Russell SmithRussell Smith is a well-known journalist and novelist. His 1994 bestseller, How Insensitive, was shortlisted for the Governor General's Literary Award for Fiction, the Chapters/Books in Canada First Novel Award and Ontario's Trillium Book Award. His second novel, Noise, published in 1998, received widespread attention and critical acclaim. An accomplished journalist, Smith's articles have been published in The Globe and Mail, Toronto Life, Flare, Details and NOW. His story, "Party Going," included in Young Men, won the 1997 National Magazine Award for fiction.

Smith was born in South Africa in 1963, spent a year living in England as a child and grew up in Halifax, Nova Scotia, becoming a naturalized Canadian citizen in 1972. He currently writes a weekly column for The Globe and Mail. He also co-wrote an episode of a television documentary series on the history of sex in the twentieth century, called The Sexual Century, which was broadcast on the History Channel last year. In addition, he has written a one-hour radio documentary for CBC Radio, Ideas, called "Tick Tock Bang: Noise in modern art," in which he discussed the theme of noise in visual, literary and musical arts in both high and mass culture in the past century. He is a serious fan of techno music, and recently attended the I-Dance rally in Nathan Phillips Square along with 12,000 other ravers.

Russell Smith lives in Toronto.

Book excerpt

He stepped into the air, blushing. It had started to snow. He walked along Queen, back towards the mall and the subway. He was moving fast, but he stopped in front of the skating rink because the guy in the Team Canada jersey was circling the rink alone in the bright light, one hand behind his back. The crowd had cleared the rink for him; they were all along the sides, watching. The jersey flashed red and white, an old jersey, a logo from the seventies, but familiar, the maple leaf slanted and cut in half. It touched James in some way he could not pinpoint seeing it. The guy had built up a knifing speed, was whipping around the little rink doing crossovers the whole way, his body on a slant. It looked as if he was being swung at the end of a rope.

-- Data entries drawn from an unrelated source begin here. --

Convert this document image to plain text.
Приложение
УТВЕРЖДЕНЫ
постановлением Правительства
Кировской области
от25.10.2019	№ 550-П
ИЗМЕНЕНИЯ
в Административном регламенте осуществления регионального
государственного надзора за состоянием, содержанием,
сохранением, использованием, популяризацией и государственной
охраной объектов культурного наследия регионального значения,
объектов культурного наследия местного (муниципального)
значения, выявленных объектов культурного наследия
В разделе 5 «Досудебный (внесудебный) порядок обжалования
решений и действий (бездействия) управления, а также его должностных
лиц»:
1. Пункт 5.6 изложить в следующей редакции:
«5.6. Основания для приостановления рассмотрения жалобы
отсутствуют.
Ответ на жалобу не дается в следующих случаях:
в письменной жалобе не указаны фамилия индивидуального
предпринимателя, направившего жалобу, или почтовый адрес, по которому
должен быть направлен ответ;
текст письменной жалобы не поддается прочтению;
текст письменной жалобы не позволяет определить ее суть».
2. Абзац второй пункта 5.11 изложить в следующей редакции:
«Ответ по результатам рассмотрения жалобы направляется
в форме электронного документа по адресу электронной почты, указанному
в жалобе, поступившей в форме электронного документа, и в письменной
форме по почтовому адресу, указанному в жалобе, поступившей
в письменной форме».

As he did his jump, a great spinning leap in the centre of the rink, the crowd oohed and applauded, and James saw it was the team logo from the first Canada Cup of 1976 and he laughed out loud without knowing why. The guy touched down like a gull on water and he bowed as he came to a stop at one end of the rink, sending up a shower of ice.

James shivered. The snow glittered in the fluorescence. The skaters were again filling the ice with pom-poms, leading teetering kids around, falling over. The white-and-red jersey was flickering out of sight behind the rink. He wanted to catch up with the guy, find out where to get one. And his throat was choked, which was silly. His eyes were watering because of the wind. He turned towards to subway entrance and moved quickly. It was just that he had actually watched that series as a kid, the great 1976 series with Tretiak and Kharlamov and Sittler and Lafleur, and he hadn't seen that jersey in years. There were now tears on his cheeks, which amazed him. It was silly, but it was just, perhaps, it must be just because he hadn't seen one in so long.

Out side the subway, the snow came down like light.